I’m trying to implement a REST API using Kit. My routes are defined as follows:
(defn api-routes [_opts]
["/auth/login" {:post auth/login}]
["/auth/checked" {:get (wrap-auth auth/checked)}]
["/auth/open" {:get auth/open}]])
The /auth/login endpoint returns a signed JWT, which works fine. Now I’d like the endpoint /auth/checked to run through authenticaton, while /auth/open remains open. The endpoints don’t do anything meaningful:
(defn checked [_req] {:status 200 :body "require auth"})
(defn open [_req] {:status 200 :body "without auth"})
More important is the wrap-auth function, defined as follows:
(defn wrap-auth [handler]
(let [backend (backends/jws {:secret "topsecret"})]
(-> handler
(auth-middleware/wrap-authentication backend)
(auth-middleware/wrap-authorization backend))))
With backend coming from buddy.auth.backends.
However, both endpoints work without any Authorization header.
I’m totally lost how middlewares are supposed to be applied to some routes but not to others. Any ideas how to do this?
Is there any Kit demo application that makes use of JWT bearer authentication?
I’m looking at the Kit documentation on how to restrict access but don’t understand anything.
I just answered to your SO question that asks the same.
1 Like
Thanks!
Just to make sure that I understand it correctly: The handler code is executed in any case (authenticated or not authenticated), but for authenticated request, the :identity key is available in the request?
Indeed. So if it’s missing, the auth has failed.
1 Like
I must be doing something totally wrong. I now setup a self-contained example project: kit-jwt-auth, which links to the full code:
Routing:
(defn api-routes [_opts]
[["/login" {:post endpoints/login}]
["/open" {:get endpoints/open}]
["/closed" {:get (wrap-auth endpoints/closed)}]])
Endpoints:
(def accounts [{:username "alice" :password "topsecret"}
{:username "bob" :password "mostsecret"}])
(defn auth? [username password]
(let [account (first (filter #(= (:username %) username) accounts))]
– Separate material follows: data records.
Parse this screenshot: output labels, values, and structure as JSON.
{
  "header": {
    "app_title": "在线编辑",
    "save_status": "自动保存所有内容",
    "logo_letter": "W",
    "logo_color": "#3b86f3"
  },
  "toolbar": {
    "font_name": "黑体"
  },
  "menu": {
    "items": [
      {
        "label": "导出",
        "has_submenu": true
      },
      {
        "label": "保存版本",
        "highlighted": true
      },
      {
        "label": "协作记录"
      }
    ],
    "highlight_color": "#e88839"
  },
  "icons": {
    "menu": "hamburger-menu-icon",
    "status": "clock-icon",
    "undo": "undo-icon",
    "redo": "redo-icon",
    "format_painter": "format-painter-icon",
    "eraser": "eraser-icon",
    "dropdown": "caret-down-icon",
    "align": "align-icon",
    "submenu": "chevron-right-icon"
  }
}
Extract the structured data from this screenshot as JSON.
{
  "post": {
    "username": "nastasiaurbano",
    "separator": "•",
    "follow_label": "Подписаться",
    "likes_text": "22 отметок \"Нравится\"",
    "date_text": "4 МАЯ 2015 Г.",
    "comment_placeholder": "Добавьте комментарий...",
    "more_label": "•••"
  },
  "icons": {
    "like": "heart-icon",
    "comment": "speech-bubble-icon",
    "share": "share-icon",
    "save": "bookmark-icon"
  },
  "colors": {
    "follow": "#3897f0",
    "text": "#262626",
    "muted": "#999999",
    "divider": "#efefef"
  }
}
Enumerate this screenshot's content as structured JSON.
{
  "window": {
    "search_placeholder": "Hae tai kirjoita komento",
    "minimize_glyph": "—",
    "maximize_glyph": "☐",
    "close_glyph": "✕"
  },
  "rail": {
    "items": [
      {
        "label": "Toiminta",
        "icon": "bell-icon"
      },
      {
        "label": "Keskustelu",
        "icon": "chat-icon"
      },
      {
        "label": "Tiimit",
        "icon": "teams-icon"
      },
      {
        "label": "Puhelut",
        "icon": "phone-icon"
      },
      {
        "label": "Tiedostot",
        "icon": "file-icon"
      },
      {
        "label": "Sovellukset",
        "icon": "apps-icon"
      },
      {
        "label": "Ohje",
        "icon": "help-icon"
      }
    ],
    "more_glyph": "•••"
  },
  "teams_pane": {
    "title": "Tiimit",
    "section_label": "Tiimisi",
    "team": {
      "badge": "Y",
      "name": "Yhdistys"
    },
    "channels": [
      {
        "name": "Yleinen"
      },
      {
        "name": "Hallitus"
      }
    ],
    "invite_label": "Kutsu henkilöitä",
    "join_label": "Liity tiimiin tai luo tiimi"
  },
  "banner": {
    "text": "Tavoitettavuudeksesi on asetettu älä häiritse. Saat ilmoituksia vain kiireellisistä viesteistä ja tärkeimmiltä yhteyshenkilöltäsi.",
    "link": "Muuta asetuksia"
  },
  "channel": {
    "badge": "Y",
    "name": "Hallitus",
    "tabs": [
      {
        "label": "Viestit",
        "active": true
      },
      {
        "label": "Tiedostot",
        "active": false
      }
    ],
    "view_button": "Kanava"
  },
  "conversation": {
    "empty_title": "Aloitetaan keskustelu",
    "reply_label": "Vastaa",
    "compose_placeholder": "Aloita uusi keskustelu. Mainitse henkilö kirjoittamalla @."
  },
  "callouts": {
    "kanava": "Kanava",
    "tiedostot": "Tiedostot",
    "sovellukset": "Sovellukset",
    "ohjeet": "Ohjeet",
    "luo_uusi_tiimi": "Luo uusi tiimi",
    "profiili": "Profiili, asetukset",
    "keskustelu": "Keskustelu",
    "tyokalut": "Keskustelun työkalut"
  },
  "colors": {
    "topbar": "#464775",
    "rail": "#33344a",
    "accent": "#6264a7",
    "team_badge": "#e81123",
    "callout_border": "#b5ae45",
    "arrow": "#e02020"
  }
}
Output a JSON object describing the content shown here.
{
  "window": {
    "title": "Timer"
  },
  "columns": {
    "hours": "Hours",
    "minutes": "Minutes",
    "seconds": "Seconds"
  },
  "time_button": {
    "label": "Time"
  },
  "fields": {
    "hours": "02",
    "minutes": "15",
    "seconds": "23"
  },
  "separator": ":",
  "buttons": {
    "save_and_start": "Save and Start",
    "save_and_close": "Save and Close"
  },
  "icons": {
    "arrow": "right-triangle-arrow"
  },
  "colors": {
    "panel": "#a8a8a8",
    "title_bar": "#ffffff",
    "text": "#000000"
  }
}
(and account (= (:password account) password))))
(defn login [req]
(let [body (:body-params req)
username (:username body)
password (:password body)]
(if (auth? username password)
(let [iat (quot (System/currentTimeMillis) 1000)
exp (+ iat (* 24 60 60))
claims {:sub username :iat iat :exp exp}
token (jwt/sign claims token-secret {:alg :hs512})]
{:status 200 :body {:token token}})
{:status 401})))
(defn closed [req]
(if (:identity req)
{:status 200 :body "auth successful\n"}
{:status 403 :body "unauthorized\n"}))
(defn open [_req]
{:status 200 :body "no auth required\n"})
Middleware:
(defn wrap-auth [handler]
(let [backend (backends/jws {:secret token-secret :token-name "Bearer"})]
(auth-middleware/wrap-authentication handler backend)))
I can get a token:
curl -X POST -H 'Content-Type: application/json' -d '{"username": "alice", "password": "topsecret"}' http://localhost:3000/api/login | jq -r ' .token' > token.txt
And I can validate it on jwt.io successfully.
However, authentication still fails:
curl -H "Authorization: Bearer $(cat token.txt)" http://localhost:3000/api/closed
Returns: unauthorized
Any ideas what I’m doing/understanding wrong?
Re-writing the wrap-auth function in terms of primitives does work, as my colleague figured out:
(ns com.github.patrickbucher.kit-jwt-auth.web.middleware.auth
(:require
[buddy.sign.jwt :as jwt]
[com.github.patrickbucher.kit-jwt-auth.config :refer [token-secret]]))
(defn wrap-auth [handler]
(fn [req]
(let [auth-header (get-in req [:headers "authorization"])]
(if (and auth-header (.startsWith auth-header "Bearer "))
(let [token (subs auth-header 7)]
(try
(let [claims (jwt/unsign token token-secret {:alg :hs512})
identity (:sub claims)]
(println "JWT claims:" claims)
(handler (assoc req :identity identity)))
(catch Exception e
(println "Token error:" (.getMessage e))
{:status 401 :body {:error "invalid token"}})))
(do
(println "Missing token")
{:status 401 :body {:error "missing token"}})))))
So there must be an issue how I’m using the backend.